Thesis topic: Testing disc evolution around intermediate mass stars
Thesis Supervisors: Mario van den Ancker and Monika Petr-Gotzens
Two key architectures of planetary systems involving giant exoplanets exist: those with giant planets very close to their star, and those with giant planets beyond the Earth-orbit distance from their parent star. Intermediate-mass stars (1.5-3 solar masses) are most likely homes to the latter systems, i.e. to those planetary systems similar to our own. It is likely that this architecture difference has its origin in a different evolution of dics around intermediate-mass stars versus discs around solar mass stars. FUV-driven disc photoevaporation in intermediate-mass stars versus X-ray driven photoevaporation for low-mass stars is a likely culprit, but so far comprehensive studies of this effect in young stars comprising large samples of young intermediate-mass stars have been lacking.

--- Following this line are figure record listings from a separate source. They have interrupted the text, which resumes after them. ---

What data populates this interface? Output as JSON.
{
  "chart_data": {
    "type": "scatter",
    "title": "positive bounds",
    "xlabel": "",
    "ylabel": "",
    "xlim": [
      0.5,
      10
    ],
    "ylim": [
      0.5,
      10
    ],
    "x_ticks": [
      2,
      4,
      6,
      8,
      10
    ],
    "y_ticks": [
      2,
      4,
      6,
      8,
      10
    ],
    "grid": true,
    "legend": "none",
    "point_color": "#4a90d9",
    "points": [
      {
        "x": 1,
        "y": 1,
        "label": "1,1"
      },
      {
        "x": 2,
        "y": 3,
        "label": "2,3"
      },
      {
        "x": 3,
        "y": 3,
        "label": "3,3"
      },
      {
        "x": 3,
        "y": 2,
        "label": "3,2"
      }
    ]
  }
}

The PhD student will analyze the above questions using a new sample of around 250 nearby young stars which have recently been observed using the XSHOOTER instrument at the VLT. The project aims to investigate the nature of planet-forming regions around these intermediate-mass stars, via studying the accretion of gas from these regions onto the stellar surface. Accretion can cease as a consequence of a giant planet blocking the flow of gas past its orbit, or when the star-feeding disc of gas is fully consumed. On the other hand, strong accretion seems to suggest a massive gas disc still being present and the material continuing to flow onto the star. With the large sample the project will allow to tackle general questions about how accretion around intermediate-mass stars evolves, and to firmly confirm or reject the hypothesis that disc dispersion in intermediate-mass young stars is driven by different processes compared to the lower-mass stars, offering a natural explanation for the observed diversity of their exoplanetary systems.